21 jul 2026 às 08:05

O adolescente de 16 anos apreendido por suspeita de realizar o ataque a tiros em uma conveniência de Campo Mourão afirmou, em depoimento à Polícia Civil, que o crime teria sido motivado por vingança. A informação foi confirmada nesta segunda-feira (20), durante entrevista coletiva concedida em Cascavel pelo secretário de Segurança Pública do Paraná, acompanhado pelo diretor do Departamento de Polícia do Interior (DPI).


Segundo as autoridades, o jovem se apresentou espontaneamente e alegou que o alvo dos disparos seria Veridiana Gaya Menin Machado Sate, de 40 anos, que ficou gravemente ferida e permanece internada. Conforme a versão apresentada pelo adolescente, a mulher teria envolvimento na morte de seu irmão. A Polícia Civil ressaltou que essa é uma das linhas de investigação e que a motivação ainda será apurada.


O atentado foi registrado por câmeras de segurança. As imagens mostram o adolescente encapuzado entrando na conveniência e efetuando diversos disparos. No ataque, Márcio Geraldo, de 43 anos, e Michael Cavalcante, de 38 anos, morreram. Outras pessoas ficaram feridas.


De acordo com a Polícia Civil, com exceção de Veridiana, todas as demais vítimas atingidas pelos tiros foram atingidas por balas perdidas.


A arma utilizada no crime foi entregue pelo próprio adolescente às autoridades. Agora, a investigação busca esclarecer como o menor conseguiu acesso ao armamento e se houve participação de outras pessoas no planejamento ou na execução do atentado.

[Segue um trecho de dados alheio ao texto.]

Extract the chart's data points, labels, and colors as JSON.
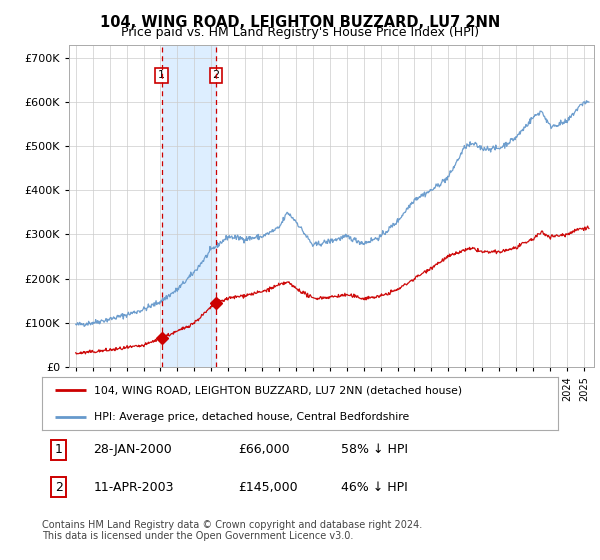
{
  "title": "104, WING ROAD, LEIGHTON BUZZARD, LU7 2NN",
  "subtitle": "Price paid vs. HM Land Registry's House Price Index (HPI)",
  "ytick_values": [
    0,
    100000,
    200000,
    300000,
    400000,
    500000,
    600000,
    700000
  ],
  "ytick_labels": [
    "£0",
    "£100K",
    "£200K",
    "£300K",
    "£400K",
    "£500K",
    "£600K",
    "£700K"
  ],
  "ylim": [
    0,
    730000
  ],
  "xlim_start": 1994.6,
  "xlim_end": 2025.6,
  "legend_line1": "104, WING ROAD, LEIGHTON BUZZARD, LU7 2NN (detached house)",
  "legend_line2": "HPI: Average price, detached house, Central Bedfordshire",
  "sale1_date_label": "28-JAN-2000",
  "sale1_price_label": "£66,000",
  "sale1_pct_label": "58% ↓ HPI",
  "sale1_year": 2000.07,
  "sale1_price": 66000,
  "sale2_date_label": "11-APR-2003",
  "sale2_price_label": "£145,000",
  "sale2_pct_label": "46% ↓ HPI",
  "sale2_year": 2003.28,
  "sale2_price": 145000,
  "red_line_color": "#cc0000",
  "blue_line_color": "#6699cc",
  "shade_color": "#ddeeff",
  "dashed_line_color": "#cc0000",
  "grid_color": "#cccccc",
  "background_color": "#ffffff",
  "footnote": "Contains HM Land Registry data © Crown copyright and database right 2024.\nThis data is licensed under the Open Government Licence v3.0."
}
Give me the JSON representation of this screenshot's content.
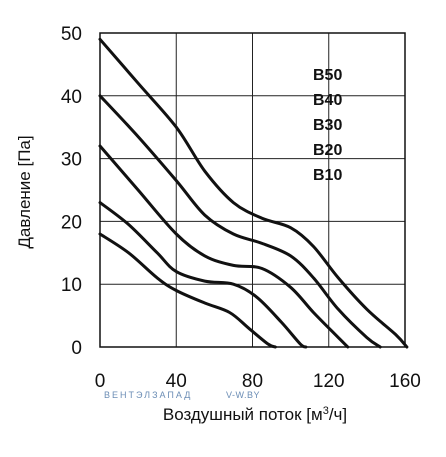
{
  "chart_data": {
    "type": "line",
    "title": "",
    "xlabel_pre": "Воздушный поток [м",
    "xlabel_sup": "3",
    "xlabel_post": "/ч]",
    "ylabel": "Давление [Па]",
    "xlim": [
      0,
      160
    ],
    "ylim": [
      0,
      50
    ],
    "xticks": [
      "0",
      "40",
      "80",
      "120",
      "160"
    ],
    "yticks": [
      "0",
      "10",
      "20",
      "30",
      "40",
      "50"
    ],
    "xtick_values": [
      0,
      40,
      80,
      120,
      160
    ],
    "ytick_values": [
      0,
      10,
      20,
      30,
      40,
      50
    ],
    "grid": true,
    "legend_position": "top-right",
    "series": [
      {
        "name": "B50",
        "points": [
          [
            0,
            49
          ],
          [
            20,
            42
          ],
          [
            40,
            35
          ],
          [
            55,
            28
          ],
          [
            70,
            23
          ],
          [
            85,
            20.5
          ],
          [
            100,
            19
          ],
          [
            112,
            16
          ],
          [
            125,
            11
          ],
          [
            140,
            6
          ],
          [
            155,
            2
          ],
          [
            161,
            0
          ]
        ]
      },
      {
        "name": "B40",
        "points": [
          [
            0,
            40
          ],
          [
            20,
            33.5
          ],
          [
            40,
            26.5
          ],
          [
            55,
            21
          ],
          [
            70,
            18
          ],
          [
            85,
            16.5
          ],
          [
            100,
            14.5
          ],
          [
            112,
            11
          ],
          [
            125,
            6
          ],
          [
            140,
            1.5
          ],
          [
            147,
            0
          ]
        ]
      },
      {
        "name": "B30",
        "points": [
          [
            0,
            32
          ],
          [
            20,
            25
          ],
          [
            40,
            18
          ],
          [
            55,
            14.5
          ],
          [
            70,
            13
          ],
          [
            85,
            12.5
          ],
          [
            100,
            9.5
          ],
          [
            112,
            5.5
          ],
          [
            125,
            1.5
          ],
          [
            130,
            0
          ]
        ]
      },
      {
        "name": "B20",
        "points": [
          [
            0,
            23
          ],
          [
            15,
            19.5
          ],
          [
            30,
            15
          ],
          [
            40,
            12
          ],
          [
            55,
            10.5
          ],
          [
            70,
            10
          ],
          [
            82,
            8
          ],
          [
            95,
            4
          ],
          [
            105,
            0.5
          ],
          [
            108,
            0
          ]
        ]
      },
      {
        "name": "B10",
        "points": [
          [
            0,
            18
          ],
          [
            15,
            15
          ],
          [
            30,
            11
          ],
          [
            40,
            9
          ],
          [
            55,
            7
          ],
          [
            68,
            5.5
          ],
          [
            78,
            3
          ],
          [
            88,
            0.5
          ],
          [
            92,
            0
          ]
        ]
      }
    ]
  },
  "watermark": {
    "left": "ВЕНТЭЛЗАПАД",
    "right": "V-W.BY"
  }
}
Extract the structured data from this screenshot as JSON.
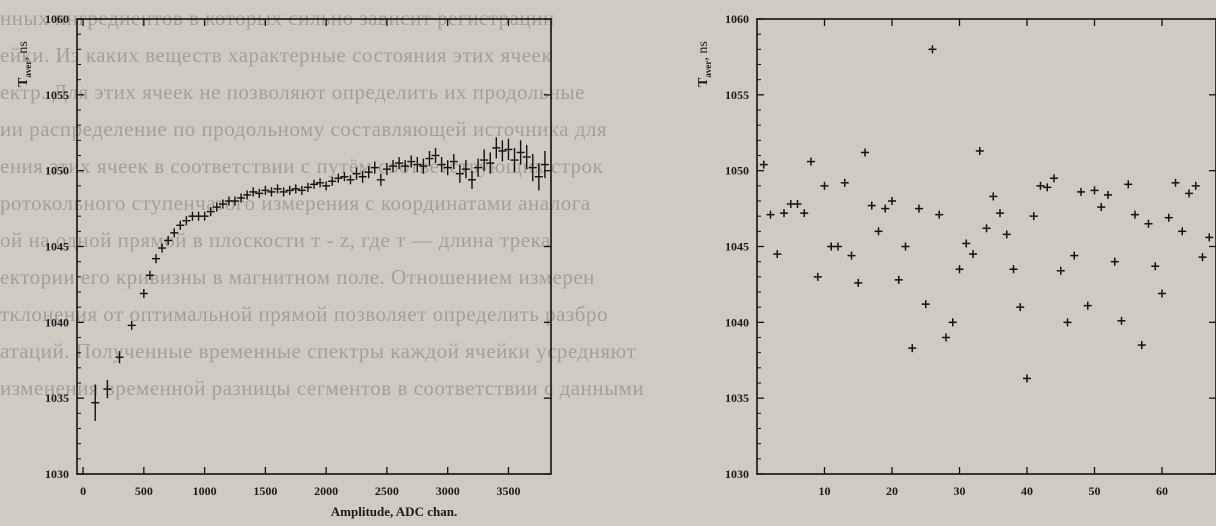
{
  "background_text": [
    "нных ингредиентов в которых сильно зависит регистрации",
    "ейки. Из каких веществ характерные состояния этих ячеек",
    "ектр. Для этих ячеек не позволяют определить их продольные",
    "ии распределение по продольному составляющей источника для",
    "ения этих ячеек в соответствии с путём соответствующих строк",
    "ротокольного ступенчатого измерения с координатами аналога",
    "ой на одной прямой в плоскости т - z, где т — длина трека",
    "ектории его кривизны в магнитном поле. Отношением измерен",
    "тклонения от оптимальной прямой позволяет определить разбро",
    "атаций. Полученные временные спектры каждой ячейки усредняют",
    "изменения временной разницы сегментов в соответствии с данными"
  ],
  "chart_data": [
    {
      "type": "scatter",
      "title": "",
      "xlabel": "Amplitude, ADC chan.",
      "ylabel_main": "T",
      "ylabel_sub": "aver",
      "ylabel_unit": ", ns",
      "xlim": [
        -50,
        3850
      ],
      "ylim": [
        1030,
        1060
      ],
      "xticks": [
        0,
        500,
        1000,
        1500,
        2000,
        2500,
        3000,
        3500
      ],
      "yticks": [
        1030,
        1035,
        1040,
        1045,
        1050,
        1055,
        1060
      ],
      "error_bars": true,
      "x": [
        100,
        200,
        300,
        400,
        500,
        550,
        600,
        650,
        700,
        750,
        800,
        850,
        900,
        950,
        1000,
        1050,
        1100,
        1150,
        1200,
        1250,
        1300,
        1350,
        1400,
        1450,
        1500,
        1550,
        1600,
        1650,
        1700,
        1750,
        1800,
        1850,
        1900,
        1950,
        2000,
        2050,
        2100,
        2150,
        2200,
        2250,
        2300,
        2350,
        2400,
        2450,
        2500,
        2550,
        2600,
        2650,
        2700,
        2750,
        2800,
        2850,
        2900,
        2950,
        3000,
        3050,
        3100,
        3150,
        3200,
        3250,
        3300,
        3350,
        3400,
        3450,
        3500,
        3550,
        3600,
        3650,
        3700,
        3750,
        3800
      ],
      "y": [
        1034.7,
        1035.6,
        1037.7,
        1039.8,
        1041.9,
        1043.1,
        1044.2,
        1044.9,
        1045.4,
        1045.9,
        1046.4,
        1046.7,
        1047.0,
        1047.0,
        1047.0,
        1047.3,
        1047.6,
        1047.8,
        1048.0,
        1048.0,
        1048.2,
        1048.4,
        1048.6,
        1048.5,
        1048.7,
        1048.6,
        1048.8,
        1048.6,
        1048.7,
        1048.8,
        1048.7,
        1048.9,
        1049.1,
        1049.2,
        1049.0,
        1049.3,
        1049.5,
        1049.6,
        1049.4,
        1049.8,
        1049.6,
        1049.9,
        1050.2,
        1049.4,
        1050.1,
        1050.3,
        1050.5,
        1050.3,
        1050.6,
        1050.4,
        1050.3,
        1050.8,
        1051.0,
        1050.4,
        1050.2,
        1050.6,
        1049.8,
        1050.1,
        1049.4,
        1050.2,
        1050.7,
        1050.5,
        1051.5,
        1051.3,
        1051.4,
        1050.7,
        1051.2,
        1050.9,
        1050.2,
        1049.6,
        1050.4
      ],
      "err": [
        1.2,
        0.6,
        0.4,
        0.3,
        0.3,
        0.3,
        0.3,
        0.3,
        0.3,
        0.3,
        0.3,
        0.3,
        0.3,
        0.3,
        0.3,
        0.3,
        0.3,
        0.3,
        0.3,
        0.3,
        0.3,
        0.3,
        0.3,
        0.3,
        0.3,
        0.3,
        0.3,
        0.3,
        0.3,
        0.3,
        0.3,
        0.3,
        0.3,
        0.3,
        0.3,
        0.3,
        0.3,
        0.3,
        0.3,
        0.4,
        0.4,
        0.4,
        0.4,
        0.4,
        0.4,
        0.4,
        0.4,
        0.4,
        0.4,
        0.5,
        0.5,
        0.5,
        0.5,
        0.5,
        0.5,
        0.5,
        0.6,
        0.6,
        0.6,
        0.6,
        0.7,
        0.7,
        0.7,
        0.7,
        0.7,
        0.8,
        0.8,
        0.8,
        0.9,
        0.9,
        0.9
      ]
    },
    {
      "type": "scatter",
      "title": "",
      "xlabel": "ZC Sector",
      "ylabel_main": "T",
      "ylabel_sub": "aver",
      "ylabel_unit": ", ns",
      "xlim": [
        0,
        68
      ],
      "ylim": [
        1030,
        1060
      ],
      "xticks": [
        10,
        20,
        30,
        40,
        50,
        60
      ],
      "yticks": [
        1030,
        1035,
        1040,
        1045,
        1050,
        1055,
        1060
      ],
      "error_bars": false,
      "x": [
        1,
        2,
        3,
        4,
        5,
        6,
        7,
        8,
        9,
        10,
        11,
        12,
        13,
        14,
        15,
        16,
        17,
        18,
        19,
        20,
        21,
        22,
        23,
        24,
        25,
        26,
        27,
        28,
        29,
        30,
        31,
        32,
        33,
        34,
        35,
        36,
        37,
        38,
        39,
        40,
        41,
        42,
        43,
        44,
        45,
        46,
        47,
        48,
        49,
        50,
        51,
        52,
        53,
        54,
        55,
        56,
        57,
        58,
        59,
        60,
        61,
        62,
        63,
        64,
        65,
        66,
        67
      ],
      "y": [
        1050.4,
        1047.1,
        1044.5,
        1047.2,
        1047.8,
        1047.8,
        1047.2,
        1050.6,
        1043.0,
        1049.0,
        1045.0,
        1045.0,
        1049.2,
        1044.4,
        1042.6,
        1051.2,
        1047.7,
        1046.0,
        1047.5,
        1048.0,
        1042.8,
        1045.0,
        1038.3,
        1047.5,
        1041.2,
        1058.0,
        1047.1,
        1039.0,
        1040.0,
        1043.5,
        1045.2,
        1044.5,
        1051.3,
        1046.2,
        1048.3,
        1047.2,
        1045.8,
        1043.5,
        1041.0,
        1036.3,
        1047.0,
        1049.0,
        1048.9,
        1049.5,
        1043.4,
        1040.0,
        1044.4,
        1048.6,
        1041.1,
        1048.7,
        1047.6,
        1048.4,
        1044.0,
        1040.1,
        1049.1,
        1047.1,
        1038.5,
        1046.5,
        1043.7,
        1041.9,
        1046.9,
        1049.2,
        1046.0,
        1048.5,
        1049.0,
        1044.3,
        1045.6
      ]
    }
  ]
}
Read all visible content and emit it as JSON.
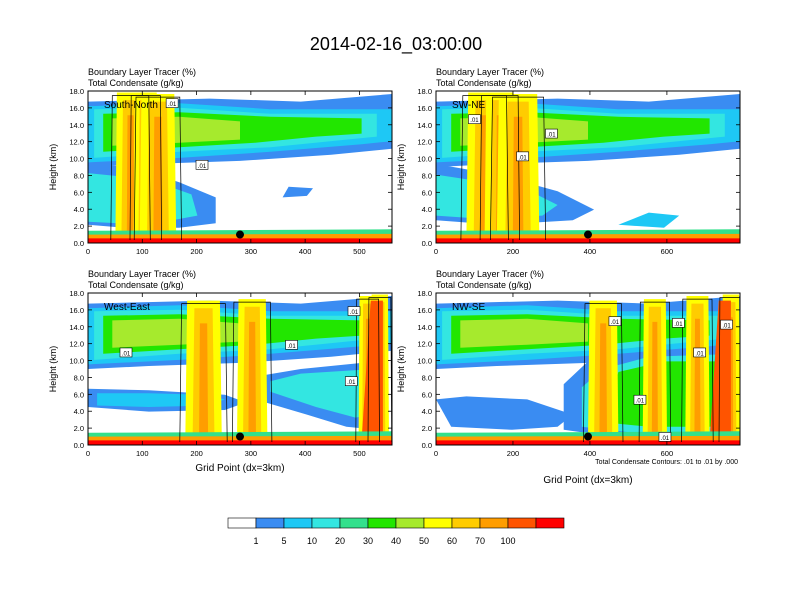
{
  "figure_title": "2014-02-16_03:00:00",
  "footnote": "Total Condensate Contours: .01 to .01 by .000",
  "chart_data": [
    {
      "type": "heatmap",
      "region": "South-North",
      "title_lines": [
        "Boundary Layer Tracer   (%)",
        "Total Condensate   (g/kg)"
      ],
      "ylabel": "Height (km)",
      "xlabel": "",
      "xlim": [
        0,
        560
      ],
      "ylim": [
        0,
        18
      ],
      "xticks": [
        0,
        100,
        200,
        300,
        400,
        500
      ],
      "yticks": [
        "0.0",
        "2.0",
        "4.0",
        "6.0",
        "8.0",
        "10.0",
        "12.0",
        "14.0",
        "16.0",
        "18.0"
      ],
      "marker": {
        "x": 280,
        "y": 1.0
      },
      "contour_labels": [
        {
          "text": ".01",
          "x": 155,
          "y": 16.5
        },
        {
          "text": ".01",
          "x": 210,
          "y": 9.2
        }
      ]
    },
    {
      "type": "heatmap",
      "region": "SW-NE",
      "title_lines": [
        "Boundary Layer Tracer   (%)",
        "Total Condensate   (g/kg)"
      ],
      "ylabel": "Height (km)",
      "xlabel": "",
      "xlim": [
        0,
        790
      ],
      "ylim": [
        0,
        18
      ],
      "xticks": [
        0,
        200,
        400,
        600
      ],
      "yticks": [
        "0.0",
        "2.0",
        "4.0",
        "6.0",
        "8.0",
        "10.0",
        "12.0",
        "14.0",
        "16.0",
        "18.0"
      ],
      "marker": {
        "x": 395,
        "y": 1.0
      },
      "contour_labels": [
        {
          "text": ".01",
          "x": 100,
          "y": 14.6
        },
        {
          "text": ".01",
          "x": 300,
          "y": 12.9
        },
        {
          "text": ".01",
          "x": 225,
          "y": 10.2
        }
      ]
    },
    {
      "type": "heatmap",
      "region": "West-East",
      "title_lines": [
        "Boundary Layer Tracer   (%)",
        "Total Condensate   (g/kg)"
      ],
      "ylabel": "Height (km)",
      "xlabel": "Grid Point (dx=3km)",
      "xlim": [
        0,
        560
      ],
      "ylim": [
        0,
        18
      ],
      "xticks": [
        0,
        100,
        200,
        300,
        400,
        500
      ],
      "yticks": [
        "0.0",
        "2.0",
        "4.0",
        "6.0",
        "8.0",
        "10.0",
        "12.0",
        "14.0",
        "16.0",
        "18.0"
      ],
      "marker": {
        "x": 280,
        "y": 1.0
      },
      "contour_labels": [
        {
          "text": ".01",
          "x": 70,
          "y": 10.9
        },
        {
          "text": ".01",
          "x": 375,
          "y": 11.8
        },
        {
          "text": ".01",
          "x": 490,
          "y": 15.8
        },
        {
          "text": ".01",
          "x": 485,
          "y": 7.5
        }
      ]
    },
    {
      "type": "heatmap",
      "region": "NW-SE",
      "title_lines": [
        "Boundary Layer Tracer   (%)",
        "Total Condensate   (g/kg)"
      ],
      "ylabel": "Height (km)",
      "xlabel": "Grid Point (dx=3km)",
      "xlim": [
        0,
        790
      ],
      "ylim": [
        0,
        18
      ],
      "xticks": [
        0,
        200,
        400,
        600
      ],
      "yticks": [
        "0.0",
        "2.0",
        "4.0",
        "6.0",
        "8.0",
        "10.0",
        "12.0",
        "14.0",
        "16.0",
        "18.0"
      ],
      "marker": {
        "x": 395,
        "y": 1.0
      },
      "contour_labels": [
        {
          "text": ".01",
          "x": 465,
          "y": 14.6
        },
        {
          "text": ".01",
          "x": 630,
          "y": 14.4
        },
        {
          "text": ".01",
          "x": 755,
          "y": 14.2
        },
        {
          "text": ".01",
          "x": 685,
          "y": 10.9
        },
        {
          "text": ".01",
          "x": 530,
          "y": 5.3
        },
        {
          "text": ".01",
          "x": 595,
          "y": 0.9
        }
      ]
    }
  ],
  "colorbar": {
    "colors": [
      "#ffffff",
      "#3a8cf2",
      "#1ec8f5",
      "#33e6e1",
      "#33e08c",
      "#22e600",
      "#a6ea2d",
      "#ffff00",
      "#ffcc00",
      "#ff9d00",
      "#ff5400",
      "#ff0000"
    ],
    "labels": [
      "1",
      "5",
      "10",
      "20",
      "30",
      "40",
      "50",
      "60",
      "70",
      "100"
    ]
  }
}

Além da apreensão do adolescente, a mãe dele foi presa em flagrante durante o cumprimento de buscas na residência da família. No imóvel, policiais encontraram explosivos, entorpecentes e munições.


O suspeito completou 16 anos justamente no dia em que se apresentou à polícia. Segundo o secretário de Segurança Pública, ele foi encaminhado a um Centro de Socioeducação (Cense) de Curitiba, onde permanecerá à disposição da Justiça.


A namorada do adolescente também foi ouvida pela Polícia Civil, mas acabou liberada. Outras pessoas seguem sendo investigadas para verificar se tiveram algum tipo de participação no caso ou relação com a suposta motivação apresentada pelo jovem.


As autoridades destacaram ainda que, neste momento, não há elementos suficientes para afirmar que o adolescente possua ligação com alguma organização criminosa, hipótese que continua sendo analisada ao longo das investigações.